On paper, the deal makes Toronto a much better team.  Look at the middle infield:  Jose Reyes and either Maicer Izturis or Emilio Bonifacio make for a much better combo than Yunel Escobar and Kelly Johnson.  Look at the leadoff spot, where Toronto put up a .294 OBP in 2012, and haven’t had a legitimate threat since the days of Devon White and Shannon Stewart.  Now we have Reyes, one of the greatest in the game.  Even look at left field, where instead of a full-time Rajai Davis, he can now move back into a part-time role with Bonifacio and maybe Sierra or somebody else.  That is at least a marginal improvement.

Most of all, look at the rotation.  The 2013 starters looked to be Brandon Morrow, Ricky Romero, and then take your pick from J.A. Happ, Aaron Laffey, Carlos Villanueva, Brett Cecil, Chad Jenkins, Joel Carreno – and that was  assuming that all of those guys would be brought back.  Now, suddenly, a guy who is one year removed from a 15-11, 2.92 ERA season is the new #4 starter!  With Mark Buehrle they have a horse: no Jays starter threw 200 innings last year – Buehrle has accomplished that feat for 12 consecutive years.  In Josh Johnson, they have a legitimate ace, something not seen in this town since the departure of Roy Halladay.  The improvement just in the quality of the rotation alone has to be worth several wins to the ledger.

Add to that the return to full health of Jose Bautista and Brett Lawrie, and the Jays look to be if not the best team in the AL East, at least in the conversation. 

And we haven’t even mentioned Travis d’Arnaud, Anthony Gose, and the bullpen….

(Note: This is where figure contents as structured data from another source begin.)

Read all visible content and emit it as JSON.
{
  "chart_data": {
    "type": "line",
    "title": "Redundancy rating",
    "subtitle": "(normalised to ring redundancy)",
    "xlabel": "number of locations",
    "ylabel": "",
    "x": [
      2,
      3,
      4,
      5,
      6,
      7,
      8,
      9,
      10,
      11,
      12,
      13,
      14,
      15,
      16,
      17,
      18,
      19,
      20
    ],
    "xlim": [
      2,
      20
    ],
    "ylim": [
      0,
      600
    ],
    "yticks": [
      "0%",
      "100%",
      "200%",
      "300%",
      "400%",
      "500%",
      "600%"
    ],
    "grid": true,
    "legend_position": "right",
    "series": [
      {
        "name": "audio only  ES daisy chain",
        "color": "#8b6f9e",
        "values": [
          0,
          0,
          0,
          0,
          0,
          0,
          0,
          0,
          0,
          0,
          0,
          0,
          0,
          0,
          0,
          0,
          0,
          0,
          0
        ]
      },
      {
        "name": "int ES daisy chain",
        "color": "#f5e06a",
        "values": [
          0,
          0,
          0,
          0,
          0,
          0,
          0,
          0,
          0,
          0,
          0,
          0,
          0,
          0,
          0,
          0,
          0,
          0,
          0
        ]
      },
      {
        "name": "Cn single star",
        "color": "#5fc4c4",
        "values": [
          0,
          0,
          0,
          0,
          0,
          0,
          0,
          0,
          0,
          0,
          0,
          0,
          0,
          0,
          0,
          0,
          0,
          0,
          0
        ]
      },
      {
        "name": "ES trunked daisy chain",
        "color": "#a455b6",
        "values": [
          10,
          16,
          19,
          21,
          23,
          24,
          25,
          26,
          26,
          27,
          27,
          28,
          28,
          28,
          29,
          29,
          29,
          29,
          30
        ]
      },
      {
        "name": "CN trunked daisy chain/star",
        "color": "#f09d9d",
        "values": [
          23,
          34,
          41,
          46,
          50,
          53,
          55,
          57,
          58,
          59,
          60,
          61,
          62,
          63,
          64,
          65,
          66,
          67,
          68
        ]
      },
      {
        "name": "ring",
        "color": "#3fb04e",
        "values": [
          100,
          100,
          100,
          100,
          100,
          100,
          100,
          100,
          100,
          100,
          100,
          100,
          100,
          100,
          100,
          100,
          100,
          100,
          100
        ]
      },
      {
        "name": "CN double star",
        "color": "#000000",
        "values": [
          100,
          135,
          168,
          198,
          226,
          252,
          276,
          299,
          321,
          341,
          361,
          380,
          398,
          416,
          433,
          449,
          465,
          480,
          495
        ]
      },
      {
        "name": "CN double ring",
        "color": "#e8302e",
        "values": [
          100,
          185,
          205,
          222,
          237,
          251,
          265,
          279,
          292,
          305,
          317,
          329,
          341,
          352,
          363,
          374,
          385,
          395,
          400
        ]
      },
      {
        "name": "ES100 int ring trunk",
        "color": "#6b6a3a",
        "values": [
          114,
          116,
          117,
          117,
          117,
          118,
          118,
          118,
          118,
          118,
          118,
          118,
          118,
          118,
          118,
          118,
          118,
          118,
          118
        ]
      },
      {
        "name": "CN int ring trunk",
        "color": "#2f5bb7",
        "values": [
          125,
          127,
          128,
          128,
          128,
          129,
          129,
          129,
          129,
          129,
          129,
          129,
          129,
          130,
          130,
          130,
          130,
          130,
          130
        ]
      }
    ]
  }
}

Of course, we still have to play the games.  And look – Toronto is still far from a perfect team.  The Yankees have more power, the Rays have more pitching, the Rangers and Angels have more money, and the Tigers have last year’s World Series trip to draw on.  The Jays still have a void at first base (barring a miraculous rebound by Adam Lind), and likely not enough production in LF.  They will need a rebound year from both Ricky Romero and Colby Rasmus.  They need Edwin Encarnacion to prove that 2012 was not a fluke.  They need something, anything, from Sergio Santos.  They could use another solid arm in the rotation.  And of course they still need a manager.

But they now have depth, something that was sorely lacking last season.  Maybe Buck will be moved for a LF.  Maybe another of the big three (Sanchez, Syndergaard) will be packaged with Arencibia for a 1B.  Who knows what Anthopoulos will get up to next.

We do know, though, that finally, for the first time in a while, he has options.

And we also know, that for the first time in many years, the Blue Jays are back.

It’s 1990 all over again – hope has returned.